Pendant cette semaine d’art, Invisible Collection présente Home Abroad, une résidence d’un an conçue pour Phillips à West Hollywood. À travers une succession d’expositions de mobilier de collection, réunissant des créations choisies pour dialoguer étroitement avec les œuvres présentées par Phillips, Invisible Collection resserre les liens entre art et design, tout en faisant rayonner sur la côte Ouest son esthétique française. Ici, l’attention se déplace du spectaculaire vers l’atmosphère, au plus près de l’énergie culturelle et de la diversité de Los Angeles. Dans ce contexte, Phillips présente Beachers, une série de peintures de l’artiste cubain Diango Hernández, proposées via la plateforme Dropshop de la maison. Le titre fait référence au terme playeros, qui à Cuba exprime un lien profond et durable à la plage. À travers des motifs récurrents de vagues et de distorsions, les œuvres abordent l’eau comme métaphore de la mémoire, du mouvement et de la contemplation : la plage cesse d’être un décor pour devenir un lieu pleinement habité. En parallèle, une sélection de pièces majeures issues de Natural History sera présentée, rassemblant des fossiles rares datant de 12 à 180 millions d’années, parmi lesquels un ensemble historique de météorites, ainsi qu’à la toute première météorite supposée provenir de Mercure.

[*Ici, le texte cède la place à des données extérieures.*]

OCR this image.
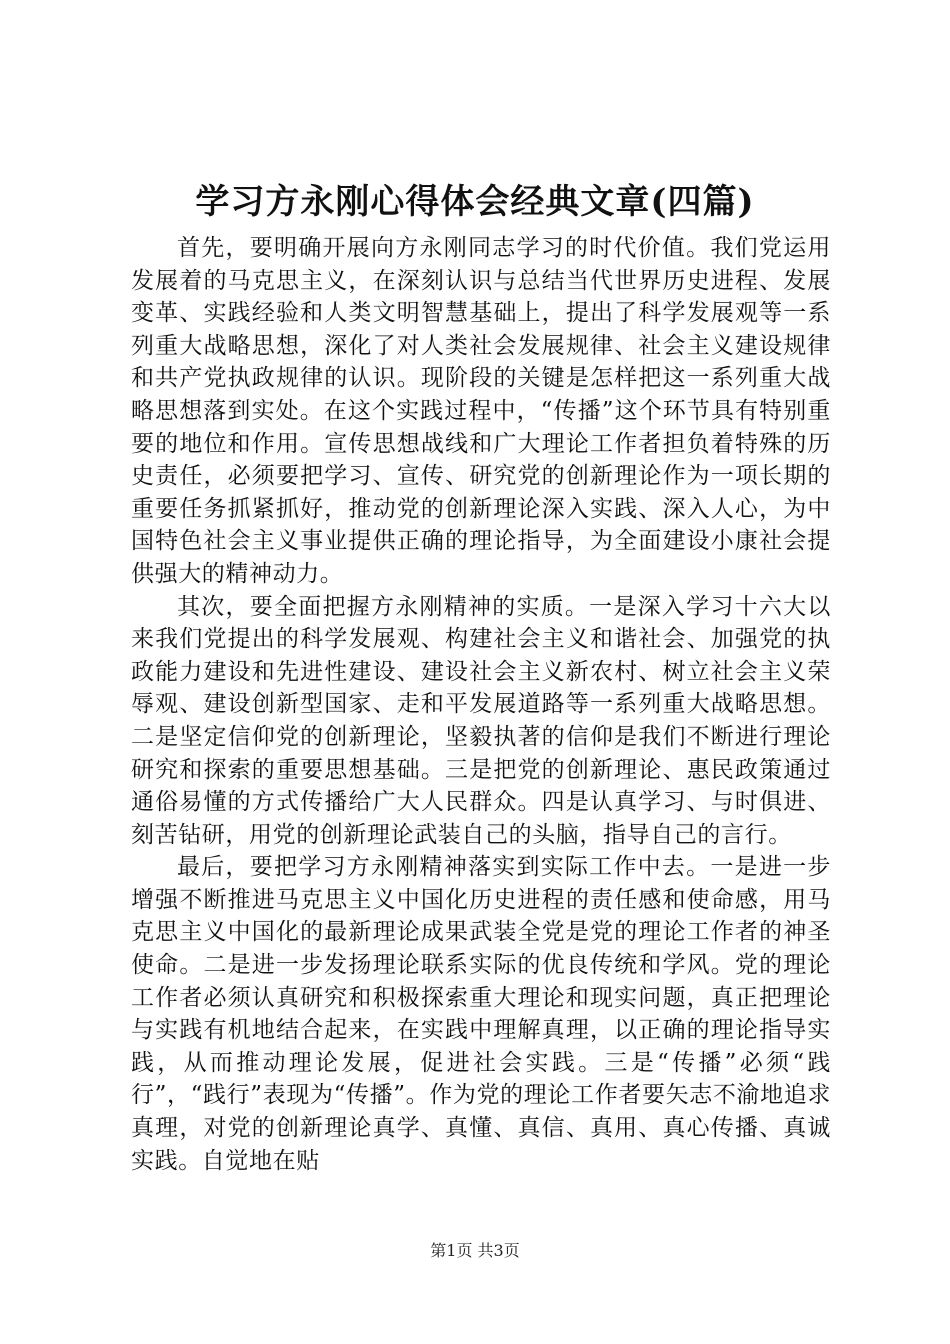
学习方永刚心得体会经典文章(四篇)

首先，要明确开展向方永刚同志学习的时代价值。我们党运用发展着的马克思主义，在深刻认识与总结当代世界历史进程、发展变革、实践经验和人类文明智慧基础上，提出了科学发展观等一系列重大战略思想，深化了对人类社会发展规律、社会主义建设规律和共产党执政规律的认识。现阶段的关键是怎样把这一系列重大战略思想落到实处。在这个实践过程中，“传播”这个环节具有特别重要的地位和作用。宣传思想战线和广大理论工作者担负着特殊的历史责任，必须要把学习、宣传、研究党的创新理论作为一项长期的重要任务抓紧抓好，推动党的创新理论深入实践、深入人心，为中国特色社会主义事业提供正确的理论指导，为全面建设小康社会提供强大的精神动力。

其次，要全面把握方永刚精神的实质。一是深入学习十六大以来我们党提出的科学发展观、构建社会主义和谐社会、加强党的执政能力建设和先进性建设、建设社会主义新农村、树立社会主义荣辱观、建设创新型国家、走和平发展道路等一系列重大战略思想。二是坚定信仰党的创新理论，坚毅执著的信仰是我们不断进行理论研究和探索的重要思想基础。三是把党的创新理论、惠民政策通过通俗易懂的方式传播给广大人民群众。四是认真学习、与时俱进、刻苦钻研，用党的创新理论武装自己的头脑，指导自己的言行。

最后，要把学习方永刚精神落实到实际工作中去。一是进一步增强不断推进马克思主义中国化历史进程的责任感和使命感，用马克思主义中国化的最新理论成果武装全党是党的理论工作者的神圣使命。二是进一步发扬理论联系实际的优良传统和学风。党的理论工作者必须认真研究和积极探索重大理论和现实问题，真正把理论与实践有机地结合起来，在实践中理解真理，以正确的理论指导实践，从而推动理论发展，促进社会实践。三是“传播”必须“践行”，“践行”表现为“传播”。作为党的理论工作者要矢志不渝地追求真理，对党的创新理论真学、真懂、真信、真用、真心传播、真诚实践。自觉地在贴

第1页 共3页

Dans cet environnement chargé de couleurs et d’émotions, traversé par des matériaux littéralement venus d’ailleurs, les créations d’Invisible Collection s’inscrivent comme des points d’ancrage sensibles, établissant des correspondances discrètes mais essentielles. Rééditions emblématiques de Pierre Chareau, œuvres en plâtre de Stephen Antonson, assises signées Garcé Dimofski, ainsi que d’autres meubles iconiques des designers stars d’Invisible Collection composent une atmosphère à la fois vivante et décontractée, fidèle à l’esprit californien.

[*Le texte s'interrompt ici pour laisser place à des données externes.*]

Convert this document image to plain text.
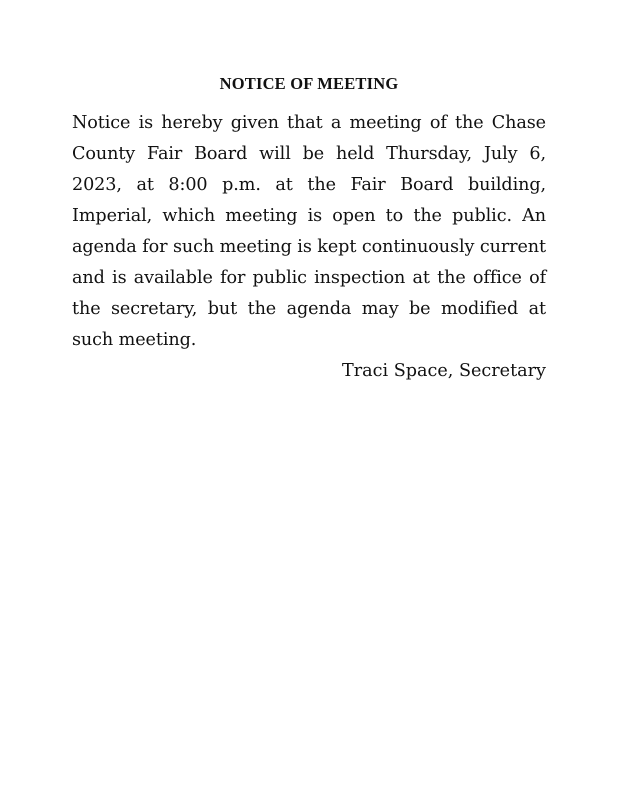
NOTICE OF MEETING

Notice is hereby given that a meeting of the Chase County Fair Board will be held Thursday, July 6, 2023, at 8:00 p.m. at the Fair Board building, Imperial, which meeting is open to the public. An agenda for such meeting is kept continuously current and is available for public inspection at the office of the secretary, but the agenda may be modified at such meeting.

Traci Space, Secretary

Tout au long de l’année, une rotation de créations réalisées dans les meilleurs ateliers français et européens sera présentée, renforçant le lien d’Invisible Collection avec son public de la côte Ouest – designers, architectes, collectionneurs et passionnés de design. « Nous avons nommé cette résidence Home Abroad parce que les États-Unis ont toujours été pour nous une seconde maison : un territoire porté par une communauté vaste et engagée de collectionneurs et d’amateurs de design, qui comprennent profondément l’ADN d’Invisible Collection », explique la cofondatrice Isabelle Dubern-Mallevays.